Rusya'yla ilişkiler, S400 ve F-35 meseleleri

Rusya ile Türkiye arasındaki ilişkilere değinen Erdoğan, sözlerini şöyle sürdürdü:

"Rusya'yla bizim ilişkilerimizde karşılıklı bir itibar var, saygı var. Benim Sayın Putin'le ilişkilerim dürüstlük üzerinedir. Tataristan'dan Dağıstan'a vesaire bütün bu bölgelere varıncaya kadar, bizim oralardaki ricalarımızın bir karşılığı var. Şu anda Suriye'nin kuzeyindeki gelişmelerde tabii istediğimiz neticeyi her ne kadar alamıyorsak da ama diyoruz ki 'Gelin şimdi üçlü bazı toplantılar yapalım.' Nedir bunlar? İşte üçlü olarak Rusya, Türkiye, Suriye bir araya gelelim. Hatta hatta İran'ı da buna katabiliriz. İran da gelsin. Görüşmelerimizi bu şekilde yapalım ve bölgeye bir huzur gelsin. Bölge şu andaki yaşadığı sıkıntıları yaşamasın. Ve burada da biz netice aldık, alıyoruz ve alacağız."

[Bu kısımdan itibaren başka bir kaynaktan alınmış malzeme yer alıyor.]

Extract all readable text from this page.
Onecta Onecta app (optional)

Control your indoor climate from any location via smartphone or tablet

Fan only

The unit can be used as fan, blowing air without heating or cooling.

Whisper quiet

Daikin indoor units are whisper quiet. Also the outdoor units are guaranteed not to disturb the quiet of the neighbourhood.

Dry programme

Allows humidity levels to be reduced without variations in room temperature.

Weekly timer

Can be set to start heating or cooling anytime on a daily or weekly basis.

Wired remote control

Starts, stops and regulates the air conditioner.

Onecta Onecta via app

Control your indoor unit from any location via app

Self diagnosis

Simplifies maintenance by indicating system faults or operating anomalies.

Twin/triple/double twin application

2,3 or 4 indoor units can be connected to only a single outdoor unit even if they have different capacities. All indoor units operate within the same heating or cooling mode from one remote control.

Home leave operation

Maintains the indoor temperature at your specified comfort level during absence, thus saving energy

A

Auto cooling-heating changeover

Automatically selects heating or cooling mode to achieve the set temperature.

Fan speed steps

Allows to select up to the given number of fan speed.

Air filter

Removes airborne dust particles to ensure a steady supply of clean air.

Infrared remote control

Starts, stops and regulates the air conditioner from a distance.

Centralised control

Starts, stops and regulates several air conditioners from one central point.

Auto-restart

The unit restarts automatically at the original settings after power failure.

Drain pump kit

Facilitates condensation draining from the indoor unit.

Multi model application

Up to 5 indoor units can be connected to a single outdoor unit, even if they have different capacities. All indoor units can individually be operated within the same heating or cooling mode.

"F-16'ları vermiyorsanız bunu bir bedeli olacak"

Cumhurbaşkanı Erdoğan, S400 konusuna ilişkin ise "S400'ler konusunda bizi çok tehdit edenler oldu; 'İlla S400'leri vereceksin.' Hayır vermeyiz. S400'leri biz aldık. Şu anda bizim cebimizde ama siz bize verdiğiniz sözü yerine getirin. Nedir o? Şimdi biz F-16'larla ilgili, biz sizden bunu istiyoruz ama siz vermiyorsunuz. F-35 dediniz, sözünüzde durmadınız. Parasını yaklaşık 1 milyar 400 milyon ödeme yaptığımız halde siz bunun bize karşılığını vermiyorsunuz. Vermiyorsanız, o zaman bunun da bir bedeli olacak. Biz yani bir Müslüman Türk olarak verdiğimiz sözde dururuz ama karşımızdakilerden de bunu bekleriz." değerlendirmesinde bulundu.

Türki Cumhuriyetleriyle ilişkilerin her geçen gün arttığını belirten Erdoğan, "Bizim başta Azerbaycan olmak üzere yani hiçbir zaman yalnız bırakmadık, bırakmayacağız. Sadece tabii Türk Cumhuriyetleri değil aynı zamanda bizim şu anda özellikle güneyde Libya'yla ilişkiler konusunda da aynı kararlılıkla onların huzuru için de elimizden gelen gayreti gösteriyoruz. Türk Cumhuriyetlerinde de yani Azerbaycan, Kırgızistan, Kazakistan, Türkmenistan, Tacikistan hepsiyle münasebetlerimizi en güzel şekilde sürdürüyoruz, sürdüreceğiz" ifadelerini kullandı.